En juillet 2025, Si ma cantine m’était contée… ouvre ses portes dans un local mis à disposition par la métropole et une cuisine professionnelle. Le restaurant tourne aujourd’hui avec deux salariées, Yamina, coordinatrice de projet, et Muriel, cheffe cuisinière. Et au cœur du réacteur, pas moins de 73 bénévoles. Parmi eux, Corine, 66 ans et retraitée, est impliquée dans diverses associations de quartier, dont la Cantine. Deux fois par semaine, elle participe «au service, à la tenue de la caisse ou encore à la tenue du comptoir». Ce qui l’a attirée, c’est la «mauvaise» réputation du quartier : «J’aime aller là où on estime que je ne dois pas aller», explique-t-elle en souriant. Ici, tout est fait maison et les produits bio et en circuit court viennent de la ferme urbaine du quartier : «Il faut que les menus ne soient pas trop chers pour permettre aux habitants d’en profiter, souligne Céline Penetro-Cardelec. Le premier prix est autour de 10 euros, comme un taco du coin.»
L’association expérimente aussi une approche novatrice de la solidarité alimentaire : le quartier fait partie du dispositif de Sécurité sociale de l’alimentation où les habitants cotisent selon leurs moyens et reçoivent en retour une monnaie locale, le Mona : «Beaucoup cotisent 5, 10 ou 15 euros et perçoivent 100 Monas, soit 100 euros, qu’ils peuvent dépenser ici.

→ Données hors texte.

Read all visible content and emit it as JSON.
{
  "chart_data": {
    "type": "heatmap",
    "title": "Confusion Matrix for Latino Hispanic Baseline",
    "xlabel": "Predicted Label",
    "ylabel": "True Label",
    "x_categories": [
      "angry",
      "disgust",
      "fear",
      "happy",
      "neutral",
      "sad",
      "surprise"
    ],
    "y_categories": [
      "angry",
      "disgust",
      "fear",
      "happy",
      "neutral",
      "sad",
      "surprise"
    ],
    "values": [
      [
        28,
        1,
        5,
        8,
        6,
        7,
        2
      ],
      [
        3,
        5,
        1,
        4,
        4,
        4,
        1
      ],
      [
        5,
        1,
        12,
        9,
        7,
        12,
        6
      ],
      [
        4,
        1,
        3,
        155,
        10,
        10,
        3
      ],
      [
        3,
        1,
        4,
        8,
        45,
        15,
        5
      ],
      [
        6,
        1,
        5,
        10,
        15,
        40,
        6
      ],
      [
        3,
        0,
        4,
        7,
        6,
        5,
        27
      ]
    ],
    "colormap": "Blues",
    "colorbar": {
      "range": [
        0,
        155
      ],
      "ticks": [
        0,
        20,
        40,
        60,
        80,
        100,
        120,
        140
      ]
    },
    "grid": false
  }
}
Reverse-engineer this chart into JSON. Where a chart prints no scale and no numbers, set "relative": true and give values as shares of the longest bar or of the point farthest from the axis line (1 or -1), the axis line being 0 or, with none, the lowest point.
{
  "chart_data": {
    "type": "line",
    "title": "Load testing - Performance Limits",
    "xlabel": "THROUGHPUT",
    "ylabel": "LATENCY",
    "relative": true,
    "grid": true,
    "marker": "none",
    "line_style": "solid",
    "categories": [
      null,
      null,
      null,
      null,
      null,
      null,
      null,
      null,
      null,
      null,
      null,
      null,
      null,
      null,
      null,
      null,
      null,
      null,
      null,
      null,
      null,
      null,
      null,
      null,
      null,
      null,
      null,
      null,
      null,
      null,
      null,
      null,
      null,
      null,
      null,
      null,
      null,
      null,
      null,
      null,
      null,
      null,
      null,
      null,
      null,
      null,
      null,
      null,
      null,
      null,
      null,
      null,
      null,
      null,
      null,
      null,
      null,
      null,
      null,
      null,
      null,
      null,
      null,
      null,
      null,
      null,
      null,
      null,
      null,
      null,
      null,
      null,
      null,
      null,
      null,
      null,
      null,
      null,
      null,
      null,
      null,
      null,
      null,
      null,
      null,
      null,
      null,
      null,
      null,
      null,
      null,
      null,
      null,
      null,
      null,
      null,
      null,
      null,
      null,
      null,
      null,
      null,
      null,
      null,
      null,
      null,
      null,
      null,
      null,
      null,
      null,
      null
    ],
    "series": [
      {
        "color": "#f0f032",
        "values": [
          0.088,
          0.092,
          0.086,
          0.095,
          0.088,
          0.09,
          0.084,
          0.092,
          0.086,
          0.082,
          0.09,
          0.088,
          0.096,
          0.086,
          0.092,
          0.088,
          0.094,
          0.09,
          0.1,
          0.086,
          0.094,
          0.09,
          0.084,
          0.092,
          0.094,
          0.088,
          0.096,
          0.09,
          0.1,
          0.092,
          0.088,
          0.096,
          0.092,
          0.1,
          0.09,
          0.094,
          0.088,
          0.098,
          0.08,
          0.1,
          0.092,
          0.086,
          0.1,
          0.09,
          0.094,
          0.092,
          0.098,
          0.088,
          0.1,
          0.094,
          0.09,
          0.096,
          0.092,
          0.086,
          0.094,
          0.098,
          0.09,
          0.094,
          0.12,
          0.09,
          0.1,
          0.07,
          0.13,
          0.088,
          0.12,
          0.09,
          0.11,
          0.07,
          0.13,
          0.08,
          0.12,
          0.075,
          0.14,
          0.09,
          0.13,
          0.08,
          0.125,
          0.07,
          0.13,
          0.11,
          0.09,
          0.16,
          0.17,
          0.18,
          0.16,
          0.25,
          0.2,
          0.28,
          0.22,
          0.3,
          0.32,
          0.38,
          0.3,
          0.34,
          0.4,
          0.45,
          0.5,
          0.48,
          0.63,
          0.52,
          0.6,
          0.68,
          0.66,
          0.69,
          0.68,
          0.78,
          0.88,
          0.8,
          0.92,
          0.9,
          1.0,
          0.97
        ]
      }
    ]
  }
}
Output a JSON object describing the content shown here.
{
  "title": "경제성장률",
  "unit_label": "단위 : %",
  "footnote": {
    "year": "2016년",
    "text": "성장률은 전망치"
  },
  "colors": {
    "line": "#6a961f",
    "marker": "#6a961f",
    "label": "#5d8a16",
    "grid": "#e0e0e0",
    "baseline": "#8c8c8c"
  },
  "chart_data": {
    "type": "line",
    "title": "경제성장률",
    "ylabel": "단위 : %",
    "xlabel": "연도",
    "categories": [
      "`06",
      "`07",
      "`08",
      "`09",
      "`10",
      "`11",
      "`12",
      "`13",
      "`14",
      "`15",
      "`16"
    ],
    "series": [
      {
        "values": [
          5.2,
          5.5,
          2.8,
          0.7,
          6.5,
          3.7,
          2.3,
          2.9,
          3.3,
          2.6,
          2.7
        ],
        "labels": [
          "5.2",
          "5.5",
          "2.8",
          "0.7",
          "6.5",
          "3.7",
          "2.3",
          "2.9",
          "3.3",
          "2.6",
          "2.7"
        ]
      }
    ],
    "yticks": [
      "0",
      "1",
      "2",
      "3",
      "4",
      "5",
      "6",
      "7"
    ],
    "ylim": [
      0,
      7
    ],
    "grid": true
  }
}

C’est un levier pour que tout le monde puisse venir manger», explique l’assistante sociale.
Un menu chaque semaine
Chaque jour, entre 20 et 25 couverts sont servis. Et, l’assiette, comme la salle, reflète la diversité du quartier. «Des femmes voilées, d’autres en minijupe, des gens qui ont de l’argent, d’autres moins… On voit toutes les couleurs de la vie», s’émerveille Tayeb. La carte change chaque semaine. Œuf mollet poché, velouté d’endives caramélisées, parmentier de cabillaud à la patate douce ou risotto de céleri à l’estragon… sont au menu du jour. Une carte qui n’a rien à envier à un bon bistrot. Si tout se passe bien, «on espère ouvrir deux soirs par semaine d’ici à mi-décembre», confie avec fierté Tayeb.
Djida, bénévole de 54 ans est pleine d’énergie. Elle se réjouit d’avoir fait découvrir une nouvelle saveur du céleri à une cliente : «Elle ne savait pas que ça pouvait avoir ce goût ou être cuisiné comme ça», se réjouit-elle en sirotant son thé à la vanille. Henriette, 82 ans, Mauricienne, a promis de préparer pour le début de l’année prochaine un menu de son île, avec l’aide d’autres femmes du quartier. Pour Céline Penetro-Cardelec : «Les femmes ici ont de l’or au bout des doigts.»